De acordo com Castro, até se esperava que essas medidas fossem adotadas por alguns países, como a Argentina e o Equador, mas nunca pelo Brasil. Ele teme que, a partir dessas medidas, os outros países adotem medidas de retaliação contra a exportação brasileira. "Essa medida significa uma mudança significativa de rota da política de comércio exterior do Brasil", afirma.

 

Remessas crescem, e contas externas têm 1º déficit sob Lula

NEY HAYASHI DA CRUZ
DA SUCURSAL DE BRASÍLIA

O agravamento da crise financeira e a desaceleração da economia observada nos últimos meses não foram suficientes para frear o crescimento das remessas de lucros ao exterior feitas por multinacionais estrangeiras instaladas no Brasil. Segundo o Banco Central, essas operações responderam pela saída de US$ 3,146 bilhões do país em dezembro, o dobro do valor registrado em novembro.

Com isso, as remessas feitas ao longo de 2008 atingiram o valor recorde de US$ 33,875 bilhões -alta de 51% ante 2007. Os setores automotivo, metalúrgico e financeiro -que estão entre os mais afetados pela recente crise- foram os que mais enviaram recursos para suas matrizes no ano passado.

Esse movimento foi um dos principais fatores a explicarem a piora nas contas externas ocorrida em 2008. A conta de transações correntes -que considera o fluxo de bens e serviços entre o Brasil e outros países- teve um déficit de US$ 28,3 bilhões, valor que corresponde a 1,78% do PIB do período. Foi o pior resultado desde 2001, quando essa proporção ficou em 4,19%, e o primeiro déficit do governo Lula.

Para 2009, a projeção oficial é a de um déficit de US$ 25 bilhões, ou 1,75% do PIB. Segundo o chefe do Departamento Econômico do BC, Altamir Lopes, a expectativa é que a alta do dólar ocorrida nos últimos meses ajude a manter o equilíbrio das contas externas.

Com o real desvalorizado, o lucro em dólar das empresas instaladas no Brasil tende a cair, o que, em tese, ajuda a reduzir o volume de remessas.
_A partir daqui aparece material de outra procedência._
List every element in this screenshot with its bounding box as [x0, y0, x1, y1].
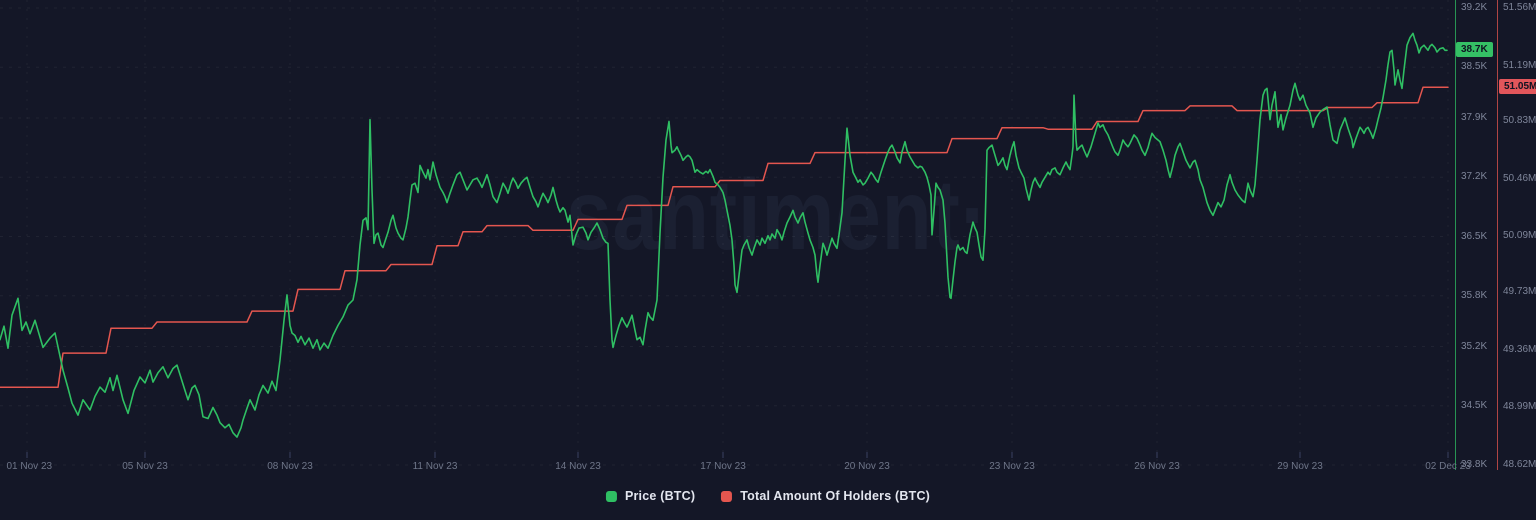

Para a economista-chefe do banco ING, Zeina Latif, a situação das contas externas como um todo não deve ser fonte de grandes preocupações neste ano, ainda que possa haver piora em alguns itens específicos, como a balança comercial. "O país vai continuar crescendo mais que o resto do mundo, fazendo com que as importações cresçam mais que as exportações. Então o saldo da balança deve continuar encolhendo."

Em 2007, a balança comercial teve superávit de US$ 40 bilhões. No ano passado, o saldo caiu para US$ 24,7 bilhões, e, para este ano, o BC projeta US$ 14 bilhões.

Na avaliação de Newton Rosa, economista-chefe da Sul América Investimentos, as remessas de lucros e dividendos ao exterior também devem perder força neste ano, o que ajudaria a compensar o menor saldo comercial.

"A situação [de 2008] obrigou as multinacionais a rasparem o fundo do tacho para mandar dinheiro para as matrizes. Provavelmente isso não vai se repetir."

Quando consideradas todas as entradas e saídas de capital externo registradas em 2008 -exportações, importações, investimentos estrangeiros, empréstimos externos, gastos com viagens internacionais, entre outros itens-, o saldo apurado pelo BC no balanço de pagamentos foi positivo em US$ 2,969 bilhões, forte queda em relação ao superávit de US$ 87,484 bilhões de 2007.

O resultado daquele ano, porém, havia sido inflado pelas elevadas compras de dólares feitas pelo Banco Central no mercado de câmbio, que são computadas como ingresso de recursos nas contas externas.